I’d like to know your thoughts on, does this really mean that Bel is an inconsistent or irrational belief function?

For example, let’s say my degrees of belief are given by Bel. I say, “Bel(Next coin flip is heads) = 0.5, and Bel(Next coin flip is tails) = 0.5. Furthermore, Bel(Trump wins the next election) =0.5, and Bel(Trump loses the next election)=0.3”. Cox happens to be present, and exclaims, “let S be the function mapping your belief in a proposition to your belief in its negation. First you say S(0.5)=0.5, and then you say S(0.5)=0.3. Inconsistent!” To which I reply, “there does not exist such a function. Why should there?”

So, would you back up Cox in this argument, and say I have made some mistake? If so, how would you explain it to me?

People actually seem to use Dempster-Shafer theory. It’s not OBVIOUSLY bad to fail (4).

The version of (4) stated above goes hand in hand with (1).
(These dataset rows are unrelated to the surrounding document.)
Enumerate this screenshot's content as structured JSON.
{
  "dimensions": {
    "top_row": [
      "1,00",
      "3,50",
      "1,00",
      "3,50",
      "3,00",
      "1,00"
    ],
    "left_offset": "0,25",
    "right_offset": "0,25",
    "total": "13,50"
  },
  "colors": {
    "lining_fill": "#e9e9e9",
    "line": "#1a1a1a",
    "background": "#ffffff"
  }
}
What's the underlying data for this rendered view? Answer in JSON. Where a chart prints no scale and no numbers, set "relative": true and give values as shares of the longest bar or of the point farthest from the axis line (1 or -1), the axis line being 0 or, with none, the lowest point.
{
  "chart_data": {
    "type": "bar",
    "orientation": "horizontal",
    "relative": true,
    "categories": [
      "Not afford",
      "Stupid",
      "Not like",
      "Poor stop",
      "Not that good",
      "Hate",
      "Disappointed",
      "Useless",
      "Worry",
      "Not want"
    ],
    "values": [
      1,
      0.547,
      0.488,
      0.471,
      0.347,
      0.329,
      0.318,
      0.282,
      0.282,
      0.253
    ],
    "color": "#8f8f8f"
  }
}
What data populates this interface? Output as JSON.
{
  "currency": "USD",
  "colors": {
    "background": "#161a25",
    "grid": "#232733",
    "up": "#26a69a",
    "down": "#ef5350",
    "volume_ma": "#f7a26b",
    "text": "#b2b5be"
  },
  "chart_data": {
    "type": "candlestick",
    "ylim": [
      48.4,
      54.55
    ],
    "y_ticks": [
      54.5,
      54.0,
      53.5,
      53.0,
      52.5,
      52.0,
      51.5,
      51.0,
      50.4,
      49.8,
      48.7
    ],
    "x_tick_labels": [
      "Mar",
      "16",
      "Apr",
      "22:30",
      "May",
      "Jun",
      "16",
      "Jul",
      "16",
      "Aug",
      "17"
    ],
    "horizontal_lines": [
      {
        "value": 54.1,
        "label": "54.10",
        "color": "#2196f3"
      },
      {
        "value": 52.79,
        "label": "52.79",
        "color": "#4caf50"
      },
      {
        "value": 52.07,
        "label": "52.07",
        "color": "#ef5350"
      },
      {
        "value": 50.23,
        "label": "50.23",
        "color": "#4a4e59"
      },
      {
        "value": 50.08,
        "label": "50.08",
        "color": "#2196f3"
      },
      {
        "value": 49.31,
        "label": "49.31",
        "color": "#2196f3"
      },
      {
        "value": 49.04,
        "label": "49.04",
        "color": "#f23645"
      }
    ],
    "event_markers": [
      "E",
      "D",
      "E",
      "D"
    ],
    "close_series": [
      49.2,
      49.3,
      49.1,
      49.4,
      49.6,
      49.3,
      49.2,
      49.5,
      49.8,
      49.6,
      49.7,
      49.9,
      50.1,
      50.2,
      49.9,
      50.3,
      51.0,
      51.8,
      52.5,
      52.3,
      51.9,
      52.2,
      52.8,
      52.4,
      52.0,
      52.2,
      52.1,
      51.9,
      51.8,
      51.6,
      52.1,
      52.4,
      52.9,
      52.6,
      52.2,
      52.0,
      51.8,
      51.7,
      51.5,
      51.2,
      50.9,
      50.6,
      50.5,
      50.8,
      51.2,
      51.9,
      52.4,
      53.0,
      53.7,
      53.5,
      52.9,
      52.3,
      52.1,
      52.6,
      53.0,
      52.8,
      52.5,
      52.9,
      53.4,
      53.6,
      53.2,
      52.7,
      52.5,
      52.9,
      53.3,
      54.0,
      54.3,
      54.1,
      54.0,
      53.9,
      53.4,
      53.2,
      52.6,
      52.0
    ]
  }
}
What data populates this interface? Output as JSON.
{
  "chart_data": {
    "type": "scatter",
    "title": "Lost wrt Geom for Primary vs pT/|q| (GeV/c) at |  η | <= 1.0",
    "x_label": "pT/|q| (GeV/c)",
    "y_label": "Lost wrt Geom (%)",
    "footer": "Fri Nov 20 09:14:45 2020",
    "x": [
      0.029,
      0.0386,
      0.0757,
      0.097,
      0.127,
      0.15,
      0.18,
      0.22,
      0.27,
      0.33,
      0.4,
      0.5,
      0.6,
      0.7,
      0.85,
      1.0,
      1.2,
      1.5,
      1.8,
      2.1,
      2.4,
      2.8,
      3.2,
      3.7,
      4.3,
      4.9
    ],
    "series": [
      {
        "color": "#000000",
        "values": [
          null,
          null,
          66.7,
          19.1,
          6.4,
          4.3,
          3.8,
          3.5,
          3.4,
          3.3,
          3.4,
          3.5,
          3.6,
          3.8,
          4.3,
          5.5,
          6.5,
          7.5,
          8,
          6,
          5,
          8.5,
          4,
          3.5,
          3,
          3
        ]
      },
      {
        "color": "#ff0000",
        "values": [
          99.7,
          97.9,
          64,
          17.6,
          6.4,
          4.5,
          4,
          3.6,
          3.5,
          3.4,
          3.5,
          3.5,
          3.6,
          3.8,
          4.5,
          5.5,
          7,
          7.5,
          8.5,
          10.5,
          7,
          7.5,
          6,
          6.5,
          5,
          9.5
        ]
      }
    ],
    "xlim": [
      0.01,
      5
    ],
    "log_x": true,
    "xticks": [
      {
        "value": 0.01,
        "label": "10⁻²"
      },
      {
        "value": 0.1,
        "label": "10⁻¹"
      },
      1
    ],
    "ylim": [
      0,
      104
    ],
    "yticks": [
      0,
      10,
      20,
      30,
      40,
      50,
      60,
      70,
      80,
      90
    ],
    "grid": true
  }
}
A version of (4) that stands independent of (1) would be “Let X be the set of things used to encode/represent uncertainties; there exists a function h:X->X that relates Uncertainty(A) to Uncertainty(not-A)”. And indeed, Dempster-Shafer theory does satisfy that desideratum.

In my second post on the topic I describe why I prefer to use real numbers to represent uncertainty rather than, say, pairs of real numbers or lattices or what have you. In that post I recommend reading Kevin Van Horn’s guide to Cox’s theorem (which you can find at http://ksvanhorn.com/bayes/papers.html along with comments by Shafer and a rejoinder) for a more in-depth discussion of these issues. IIRC I got the observation that Dempster-Shafer theory does in effect satisfy (4) from Van Horn, but I don’t remember exactly where.

“Dempster-Shafer theory does satisfy that desideratum”

The Dempster-Shafer belief function does not satisfy that desideratum. The pair (Bel(A), Plaus(A)) where Plaus(A)=1-Bel(~A) does, trivially; is this what you have in mind?

I agree that it’s good to use real numbers, rather than pairs etc. I’m asking what’s so bad about your real number being the Dempster-Shafer belief function, which doesn’t satisfy (4).